RDC-Rutshuru : le village martyr de Kishishe une fois de plus contrôlé par rebelles du M23 

Localisation de la cité de Kishishe sur carte du Nord-Kivu
Localisation de la cité de Kishishe sur carte du Nord-Kivu

Les affrontements entre les rebelles du M23/RDF et les jeunes patriotes, appelés communément «Wazalendo », ont repris le mardi 14 novembre  dans le groupement de Bambo, chefferie de Bwito, dans le territoire de Rutshuru. Nos sources dans la zone confirment que le M23 a réussi à reprendre le contrôle d'une grande partie de Kishishe et viserait Kibirizi. Le chef coutumier de la chefferie de Bwito, le Mwami Raphaël Nyamulagha Bukavu Kikandi 3, indique que les détonations d’armes lourdes et légères provoquent de nouveaux déplacements des habitants vers des zones jugées sécurisées. 

«  C’est depuis 4h que les affrontements ont repris, entre les Wazalendo et les terroristes du M23. Ces ennemis de la République ont repris le contrôle de Kishishe, zone qu'ils avaient abandonnée depuis plus de 10 mois maintenant. Ils ne progressent pas mais ils sont en train de déborder les positions de nos forces. La situation est tendue dans la zone. De nouveaux déplacements des populations sont signalés. Il y a même certains habitants de Kibirizi qui commencent à vider le lieu. Ils se dirigent vers Kanyabayonga, Kikuku et ailleurs », témoigne le chef de la chefferie de Bwito, le Mwami Raphaël Nyamulagha Bukavu Kikandi 3. 

Les bombardements de lundi ont fait au moins deux morts et cinq blessés parmi les civils dans l'agglomération de Bambo. Le fonctionnaire  délégué adjoint du gouverneur dans la chefferie de Bwito, Isaac Kibira, qui avance ce bilan provisoire appelle le gouvernement congolais à penser à toutes ces populations victimes de cette guerre d’agression. 

«  C'est depuis longtemps que nous demandons la fin de la guerre. La population souffre énormément. S’ils continuent à bombarder, ce sont les gens qui ont fui vers la brousse, qui vont, une fois de plus, être victimes. Le M23 a pris Bambo, maintenant Kishishe. Ils veulent aller jusqu’où ?  Qu'est-ce qu'ils cherchent à Bambo ?  Il n'y a même pas de carré minier là bas. Nous exigeons la fin de la guerre afin de permettre aux populations de retourner dans leurs milieux d’origine et vaquer librement à leurs occupations », a dit Isaac Kibira, fonctionnaire délégué adjoint du gouverneur dans la chefferie de Bwito. 

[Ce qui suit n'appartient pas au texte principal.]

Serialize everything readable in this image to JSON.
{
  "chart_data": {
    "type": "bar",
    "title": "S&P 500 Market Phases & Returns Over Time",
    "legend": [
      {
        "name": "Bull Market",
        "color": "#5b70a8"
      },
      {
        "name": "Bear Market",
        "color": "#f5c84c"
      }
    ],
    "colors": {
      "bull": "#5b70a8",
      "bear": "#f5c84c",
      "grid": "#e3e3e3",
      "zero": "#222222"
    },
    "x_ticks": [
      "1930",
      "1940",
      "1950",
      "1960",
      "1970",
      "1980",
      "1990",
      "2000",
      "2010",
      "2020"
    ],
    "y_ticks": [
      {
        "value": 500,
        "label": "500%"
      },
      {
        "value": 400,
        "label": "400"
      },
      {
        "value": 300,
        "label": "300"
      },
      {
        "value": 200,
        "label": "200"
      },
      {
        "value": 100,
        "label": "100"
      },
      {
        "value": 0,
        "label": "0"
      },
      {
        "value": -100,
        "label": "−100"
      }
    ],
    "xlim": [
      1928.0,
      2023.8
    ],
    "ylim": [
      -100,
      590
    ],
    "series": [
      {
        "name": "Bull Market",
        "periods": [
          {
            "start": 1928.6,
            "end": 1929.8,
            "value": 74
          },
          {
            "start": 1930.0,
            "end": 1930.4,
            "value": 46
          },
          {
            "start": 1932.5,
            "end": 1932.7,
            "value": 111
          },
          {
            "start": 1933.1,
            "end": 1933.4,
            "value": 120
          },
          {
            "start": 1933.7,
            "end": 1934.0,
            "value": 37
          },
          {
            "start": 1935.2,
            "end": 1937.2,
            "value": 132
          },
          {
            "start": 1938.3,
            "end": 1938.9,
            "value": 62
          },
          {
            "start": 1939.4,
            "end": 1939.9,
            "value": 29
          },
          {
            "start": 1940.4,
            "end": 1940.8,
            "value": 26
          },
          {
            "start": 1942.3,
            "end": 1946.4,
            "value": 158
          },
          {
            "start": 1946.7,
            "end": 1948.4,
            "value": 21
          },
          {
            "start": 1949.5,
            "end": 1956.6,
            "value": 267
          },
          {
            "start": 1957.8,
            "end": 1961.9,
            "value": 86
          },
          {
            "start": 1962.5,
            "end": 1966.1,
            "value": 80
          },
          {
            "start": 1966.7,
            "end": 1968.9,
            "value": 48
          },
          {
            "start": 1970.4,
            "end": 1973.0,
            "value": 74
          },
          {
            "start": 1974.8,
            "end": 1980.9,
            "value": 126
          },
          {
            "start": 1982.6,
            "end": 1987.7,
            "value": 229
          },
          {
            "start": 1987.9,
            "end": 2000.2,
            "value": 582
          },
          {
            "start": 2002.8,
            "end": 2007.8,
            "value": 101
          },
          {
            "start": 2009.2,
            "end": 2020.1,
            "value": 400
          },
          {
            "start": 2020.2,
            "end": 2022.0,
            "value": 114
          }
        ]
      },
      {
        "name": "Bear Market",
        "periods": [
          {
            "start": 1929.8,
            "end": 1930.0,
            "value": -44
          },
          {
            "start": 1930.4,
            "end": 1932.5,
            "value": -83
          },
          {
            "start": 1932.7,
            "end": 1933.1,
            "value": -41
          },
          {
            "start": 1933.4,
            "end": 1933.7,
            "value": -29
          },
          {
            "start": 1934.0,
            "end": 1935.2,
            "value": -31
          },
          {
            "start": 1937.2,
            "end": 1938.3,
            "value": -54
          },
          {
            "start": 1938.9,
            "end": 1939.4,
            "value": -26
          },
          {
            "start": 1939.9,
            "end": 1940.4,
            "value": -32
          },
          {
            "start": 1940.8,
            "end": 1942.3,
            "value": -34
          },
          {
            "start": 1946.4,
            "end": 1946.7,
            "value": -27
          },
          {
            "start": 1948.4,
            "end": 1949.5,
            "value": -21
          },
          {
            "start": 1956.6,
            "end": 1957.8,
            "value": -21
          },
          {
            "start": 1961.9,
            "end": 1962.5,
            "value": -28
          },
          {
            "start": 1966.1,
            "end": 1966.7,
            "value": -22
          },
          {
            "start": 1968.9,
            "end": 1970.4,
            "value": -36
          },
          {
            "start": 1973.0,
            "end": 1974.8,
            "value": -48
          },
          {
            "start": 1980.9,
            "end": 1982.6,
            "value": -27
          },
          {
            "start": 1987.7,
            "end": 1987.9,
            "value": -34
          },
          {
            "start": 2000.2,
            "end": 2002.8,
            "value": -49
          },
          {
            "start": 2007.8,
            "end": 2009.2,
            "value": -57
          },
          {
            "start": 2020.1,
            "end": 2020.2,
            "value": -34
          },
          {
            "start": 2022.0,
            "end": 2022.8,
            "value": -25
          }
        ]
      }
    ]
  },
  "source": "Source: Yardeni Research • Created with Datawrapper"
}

Sur d'autres lignes des combats, à Kibumba, dans le territoire de Nyiragongo ainsi qu’à Kilolirwe dans le territoire de Masisi, une relative accalmie y est observée. Les rebelles du M23 consolident cependant leurs positions dans des zones, récemment passées sous leur contrôle. La société civile ainsi que nombreux acteurs politiques, notamment, demandent au gouvernement de déclencher l'option militaire, en vue de libérer toutes les zones occupées par les terroristes du M23. 

Contexte : 

Le rapport d'une enquête préliminaire du BCNUDH et de la MONUSCO diffusé le 7 décembre 2022 avait  confirmé que les combattants du M23 ont tué au moins 131 civils (102 hommes, 17 femmes et 12 enfants) au cours d’actes de représailles contre les populations civiles perpétrés les 29 et 30 novembre, à Kishishe et Bambo, deux villages de la chefferie de Bwito, dans le nord-ouest du territoire de Rutshuru. Selon le même rapport, les victimes ont été exécutées arbitrairement par balles ou à l'aide d'armes blanches. Huit personnes ont par ailleurs été blessées par balles et 60 autres enlevées. Au moins 22 femmes et cinq filles ont été violées.

Dans un autre rapport publié mardi, BCNUDH a revu ces chiffres à la hausse et parle désormais de l’exécution sommaire d’au moins 171 personnes entre le 21 et le 30 novembre 2022.  Le redéploiement des forces de sécurité vers le front du M23 dans le territoire de Rutshuru a par ailleurs entraîné un vide sécuritaire dans d’autres territoires, que d’autres groupes armés, notamment les factions Nyatura et divers groupes Maï-Maï ont mis à profit pour étendre leur domination.

Dans un autre rapport sur les mêmes faits, Human Rights Watch dit avoir pu confirmer à partir des sources directes l’identité de 22 civils tués. L’ONG explique que le Bwito abrite un quartier général sectoriel, connu sous le nom de Kazahoro, du groupe armé FDLR composé pour l’essentiel de Hutus rwandais, dont certains de ses leaders ont pris part au génocide de 1994 au Rwanda, ainsi que leurs familles.